I didn’t want to see Selma because I was raised on the Civil Rights Movement and know EVERYTHING I need to know about it. I’m sick of the same old stories and all the “We Shall Overcome”-ness of the nostalgia. Because now that the smoke has cleared, our overcoming has given us its ass to kiss.
But I was so wrong about this movie. I watched it in protest as I twisted my locks, also in protest. My husband came home while I was watching and said “I thought you didn’t want to watch that”. I said, “I don’t and I’m crying and it’s SO GOOD”.
I live in England now and I’m shocked by how seeing a bunch of Black Americans standing up for themselves in the face of adversity makes me cry. Ferguson, NY, #BlackLivesMatter have seen an tsunami of my tears and had clapping like Squeek in The Color Purple when she sees Nettie across the field and has all that joy for Celie. "Yass, Yass!“ hands clapped in front of mouth, tears rolling down my cheeks.
That’s how Selma made me feel. That’s my blood, you see. My family migrated north to Chicago from Jackson, Miss in the 30’s. My grandma who didn’t leave the house much took me to vote with her for Harold Washington. I know how important it is to vote. I didn’t vote this year for the first time in my life. I’d bungled the absentee ballot and missed my chance. It’s a shame I’ll have to live with for a few years. I’ll get over it, but I feel it.

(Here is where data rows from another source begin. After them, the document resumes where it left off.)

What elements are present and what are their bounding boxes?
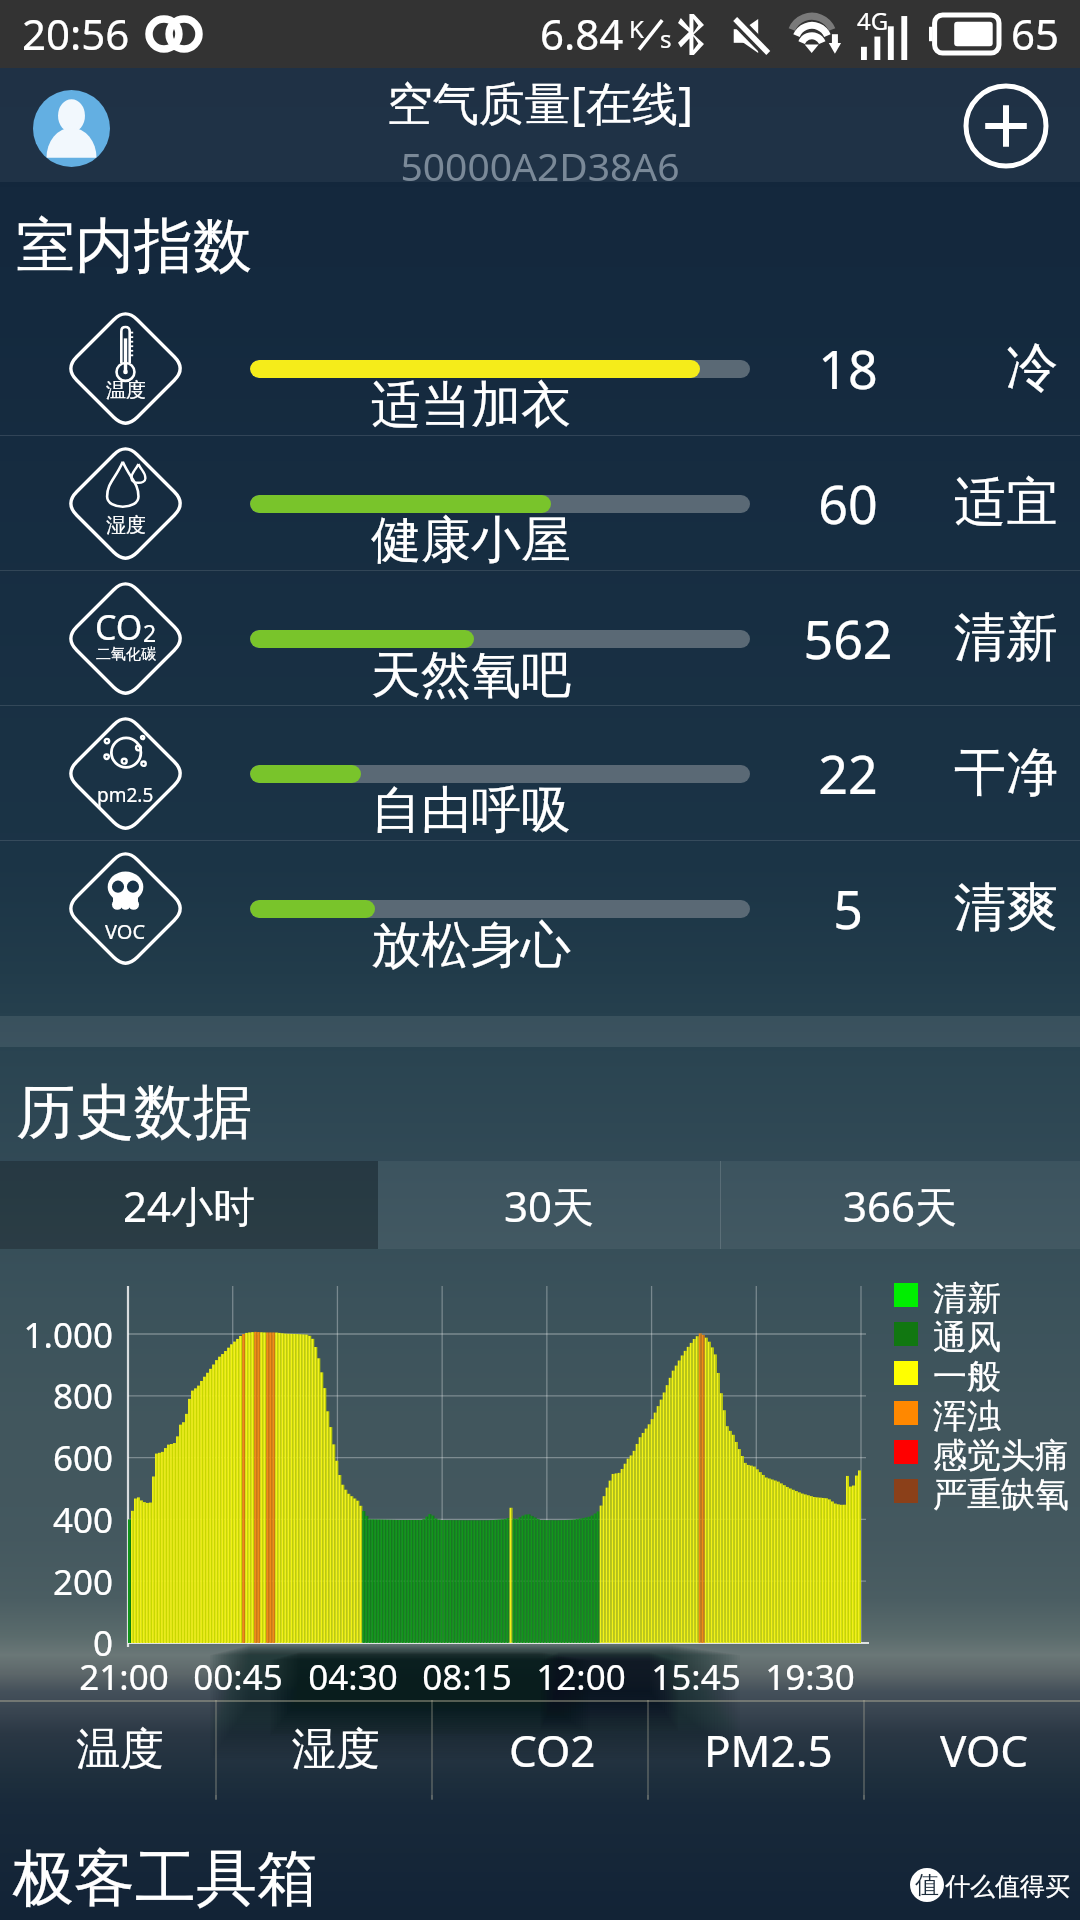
staticText: 20:56 bbox=[22, 5, 130, 62]
staticText: 什么值得买 bbox=[820, 1871, 1070, 1902]
staticText: CO2 bbox=[509, 1720, 596, 1780]
staticText: 19:30 bbox=[740, 1653, 880, 1701]
staticText: VOC bbox=[105, 918, 146, 945]
staticText: 30天 bbox=[504, 1177, 595, 1234]
staticText: 放松身心 bbox=[251, 914, 691, 977]
staticText: 800 bbox=[0, 1372, 113, 1420]
staticText: 清新 bbox=[836, 605, 1058, 671]
staticText: 室内指数 bbox=[16, 209, 252, 283]
button[interactable]: 湿度 bbox=[0, 436, 1080, 570]
staticText: 湿度 bbox=[292, 1722, 380, 1777]
staticText: 21:00 bbox=[54, 1653, 194, 1701]
staticText: s bbox=[660, 22, 672, 55]
button[interactable]: VOC bbox=[864, 1700, 1080, 1795]
staticText: K bbox=[629, 12, 644, 45]
staticText: CO bbox=[95, 604, 143, 650]
staticText: 00:45 bbox=[168, 1653, 308, 1701]
staticText: 200 bbox=[0, 1558, 113, 1606]
staticText: 适当加衣 bbox=[251, 374, 691, 437]
button[interactable]: VOC bbox=[0, 841, 1080, 975]
button[interactable]: Profile bbox=[33, 90, 110, 167]
staticText: 湿度 bbox=[106, 513, 146, 538]
staticText: 极客工具箱 bbox=[13, 1840, 318, 1917]
staticText: 健康小屋 bbox=[251, 509, 691, 572]
staticText: 自由呼吸 bbox=[251, 779, 691, 842]
staticText: 温度 bbox=[76, 1722, 164, 1777]
button[interactable]: Add device bbox=[961, 81, 1051, 171]
staticText: 22 bbox=[760, 738, 936, 809]
staticText: 清爽 bbox=[836, 875, 1058, 941]
button[interactable]: 24小时 bbox=[0, 1161, 378, 1249]
staticText: VOC bbox=[940, 1720, 1029, 1780]
staticText: 4G bbox=[857, 4, 889, 37]
staticText: 04:30 bbox=[283, 1653, 423, 1701]
button[interactable]: 湿度 bbox=[216, 1700, 432, 1795]
staticText: PM2.5 bbox=[704, 1720, 833, 1780]
staticText: 感觉头痛 bbox=[933, 1434, 1069, 1477]
staticText: 18 bbox=[760, 333, 936, 404]
staticText: 24小时 bbox=[123, 1177, 256, 1234]
staticText: 历史数据 bbox=[16, 1075, 252, 1149]
staticText: 366天 bbox=[843, 1177, 958, 1234]
staticText: 0 bbox=[0, 1619, 113, 1667]
staticText: 适宜 bbox=[836, 470, 1058, 536]
staticText: 天然氧吧 bbox=[251, 644, 691, 707]
staticText: 干净 bbox=[836, 740, 1058, 806]
staticText: 400 bbox=[0, 1496, 113, 1544]
button[interactable]: CO bbox=[0, 571, 1080, 705]
staticText: 5 bbox=[760, 873, 936, 944]
staticText: 二氧化碳 bbox=[96, 645, 156, 664]
staticText: 冷 bbox=[836, 335, 1058, 401]
staticText: 1.000 bbox=[0, 1311, 113, 1359]
staticText: 一般 bbox=[933, 1355, 1001, 1398]
button[interactable]: 温度 bbox=[0, 1700, 216, 1795]
staticText: 2 bbox=[143, 617, 157, 648]
staticText: 12:00 bbox=[511, 1653, 651, 1701]
button[interactable]: 温度 bbox=[0, 301, 1080, 435]
staticText: 60 bbox=[760, 468, 936, 539]
staticText: 通风 bbox=[933, 1316, 1001, 1359]
button[interactable]: CO2 bbox=[432, 1700, 648, 1795]
staticText: 08:15 bbox=[397, 1653, 537, 1701]
staticText: 浑浊 bbox=[933, 1395, 1001, 1438]
staticText: 65 bbox=[1011, 5, 1060, 62]
button[interactable]: 366天 bbox=[721, 1161, 1080, 1249]
staticText: 温度 bbox=[106, 378, 146, 403]
staticText: 50000A2D38A6 bbox=[190, 139, 890, 192]
staticText: 清新 bbox=[933, 1277, 1001, 1320]
staticText: 空气质量[在线] bbox=[190, 71, 890, 134]
staticText: pm2.5 bbox=[97, 782, 154, 808]
staticText: 562 bbox=[760, 603, 936, 674]
staticText: 6.84 bbox=[540, 5, 624, 62]
staticText: 600 bbox=[0, 1434, 113, 1482]
staticText: 值 bbox=[915, 1870, 939, 1900]
staticText: 15:45 bbox=[626, 1653, 766, 1701]
button[interactable]: pm2.5 bbox=[0, 706, 1080, 840]
staticText: 严重缺氧 bbox=[933, 1473, 1069, 1516]
button[interactable]: 30天 bbox=[378, 1161, 720, 1249]
button[interactable]: PM2.5 bbox=[648, 1700, 864, 1795]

Seeing all those beautiful, brilliant, brave Blacks please me greatly. When Lorraine Toussaint’s character tells Coretta that her blood has prepared her for anything life can throw at her, that’s my mantra. Everyday when systematic racism makes me think I won’t get hired for a job, or nobody wants to hear what I have to say, I tell myself that somebody survived a holocaust, several of them, for me to be here and to even have the nerve to sit at a magical typing box and say what I feel.
I’m very grateful for watching that. I’m so proud of Ava. What a beautiful job.
And didn’t that lady look just like Coretta? Just. Like. Coretta.